= John Shrum =

American Art Director (1927–1988)

John Shrum (1927 – September 10, 1988) was an NBC Television Senior Art Director.

John Shrum was born in Los Angeles, California and attended the Chouinard Art Institute. Upon graduation, he became involved in the advent of television at KTLA-TV studios. This led to John's move to NBC Television as an Art Director.

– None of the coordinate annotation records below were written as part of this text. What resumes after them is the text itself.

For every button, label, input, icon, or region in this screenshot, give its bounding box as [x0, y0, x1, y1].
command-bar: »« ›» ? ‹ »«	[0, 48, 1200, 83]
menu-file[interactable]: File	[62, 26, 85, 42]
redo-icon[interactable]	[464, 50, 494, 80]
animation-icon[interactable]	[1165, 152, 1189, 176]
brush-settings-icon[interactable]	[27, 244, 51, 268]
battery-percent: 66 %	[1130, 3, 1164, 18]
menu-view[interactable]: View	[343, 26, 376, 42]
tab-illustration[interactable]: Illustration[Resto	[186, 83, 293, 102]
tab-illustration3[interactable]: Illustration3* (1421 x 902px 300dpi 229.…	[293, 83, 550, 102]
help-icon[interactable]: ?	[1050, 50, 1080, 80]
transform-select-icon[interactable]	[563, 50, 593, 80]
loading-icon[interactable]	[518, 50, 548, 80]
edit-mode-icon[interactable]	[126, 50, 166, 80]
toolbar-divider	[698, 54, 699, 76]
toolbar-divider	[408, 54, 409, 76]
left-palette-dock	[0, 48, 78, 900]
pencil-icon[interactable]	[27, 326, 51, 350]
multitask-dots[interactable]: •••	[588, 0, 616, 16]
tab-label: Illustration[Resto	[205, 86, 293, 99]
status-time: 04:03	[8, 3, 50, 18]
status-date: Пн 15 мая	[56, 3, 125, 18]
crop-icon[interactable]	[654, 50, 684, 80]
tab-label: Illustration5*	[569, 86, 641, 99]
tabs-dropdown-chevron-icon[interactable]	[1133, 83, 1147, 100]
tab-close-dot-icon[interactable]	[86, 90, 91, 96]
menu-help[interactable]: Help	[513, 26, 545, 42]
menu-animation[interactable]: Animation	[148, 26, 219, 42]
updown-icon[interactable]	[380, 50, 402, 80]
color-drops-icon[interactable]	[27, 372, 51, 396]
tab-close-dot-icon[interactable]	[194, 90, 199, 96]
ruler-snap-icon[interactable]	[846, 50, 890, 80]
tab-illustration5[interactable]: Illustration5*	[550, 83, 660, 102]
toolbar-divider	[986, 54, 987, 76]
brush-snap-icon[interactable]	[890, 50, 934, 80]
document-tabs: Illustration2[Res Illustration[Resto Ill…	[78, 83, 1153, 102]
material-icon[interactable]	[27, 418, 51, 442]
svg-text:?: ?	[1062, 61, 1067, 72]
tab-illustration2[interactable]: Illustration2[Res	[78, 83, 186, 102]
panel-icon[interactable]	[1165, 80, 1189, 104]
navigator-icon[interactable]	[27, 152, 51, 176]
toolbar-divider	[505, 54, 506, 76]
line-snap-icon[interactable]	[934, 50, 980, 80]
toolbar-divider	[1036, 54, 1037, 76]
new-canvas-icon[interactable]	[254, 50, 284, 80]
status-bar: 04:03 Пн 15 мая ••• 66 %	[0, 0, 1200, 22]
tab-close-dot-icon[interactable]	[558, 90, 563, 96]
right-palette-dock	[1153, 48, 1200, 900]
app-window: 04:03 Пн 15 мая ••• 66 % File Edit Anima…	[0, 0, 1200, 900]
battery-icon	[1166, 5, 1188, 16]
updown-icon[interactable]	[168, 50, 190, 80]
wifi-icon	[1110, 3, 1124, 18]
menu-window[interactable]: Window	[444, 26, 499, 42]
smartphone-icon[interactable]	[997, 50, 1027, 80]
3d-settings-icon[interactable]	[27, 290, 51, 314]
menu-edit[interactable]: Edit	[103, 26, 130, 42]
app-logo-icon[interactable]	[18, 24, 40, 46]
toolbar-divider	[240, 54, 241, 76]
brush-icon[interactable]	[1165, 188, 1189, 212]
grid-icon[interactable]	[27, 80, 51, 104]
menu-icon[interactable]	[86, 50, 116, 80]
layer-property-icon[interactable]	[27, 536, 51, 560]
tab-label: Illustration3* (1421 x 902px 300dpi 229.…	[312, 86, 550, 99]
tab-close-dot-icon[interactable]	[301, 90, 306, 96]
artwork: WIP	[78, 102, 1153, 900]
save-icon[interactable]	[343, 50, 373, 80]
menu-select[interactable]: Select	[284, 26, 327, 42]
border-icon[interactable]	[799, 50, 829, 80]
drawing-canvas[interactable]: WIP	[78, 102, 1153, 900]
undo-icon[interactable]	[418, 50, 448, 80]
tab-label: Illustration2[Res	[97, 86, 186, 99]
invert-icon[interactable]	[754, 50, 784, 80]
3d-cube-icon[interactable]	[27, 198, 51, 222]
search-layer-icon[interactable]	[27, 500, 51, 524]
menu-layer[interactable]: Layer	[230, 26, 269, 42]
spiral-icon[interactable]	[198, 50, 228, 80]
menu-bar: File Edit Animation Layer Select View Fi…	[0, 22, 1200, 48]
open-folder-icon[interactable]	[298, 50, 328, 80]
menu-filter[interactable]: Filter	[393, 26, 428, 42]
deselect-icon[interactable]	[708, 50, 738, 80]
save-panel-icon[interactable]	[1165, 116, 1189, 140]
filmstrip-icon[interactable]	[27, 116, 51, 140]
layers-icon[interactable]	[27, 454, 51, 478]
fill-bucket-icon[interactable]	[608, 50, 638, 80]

John Shrum was Art Director for Ralph Edwards' Truth or Consequences. He was the original Art Director for Days of Our Lives when the legendary NBC soap opera went on the air in 1965.
Shrum also served as Art Director for other NBC television specials including the Emmy Award winning Alice In Wonderland. Later John became Art Director for Johnny Carson and The Tonight Show on NBC, when Carson first came to Burbank, California for a West Coast broadcast of the nightly hour and a half show which followed the NBC Eleven O'Clock News each evening. So impressed with Shrum's work was the TV Host that he asked the Network executive to make him a permanent part of The Tonight Show staff. Shrum won an Emmy and numerous nominations for his work on this show.

Away from NBC, John collaborated with Milt Larsen on the entrepreneur's world-renowned Hollywood private magicians club The Magic Castle, Mayfair Music Hall Santa Monica, California, and the grand deco Variety Arts Center in downtown Los Angeles, California.

Shrum died of a heart attack in 1988.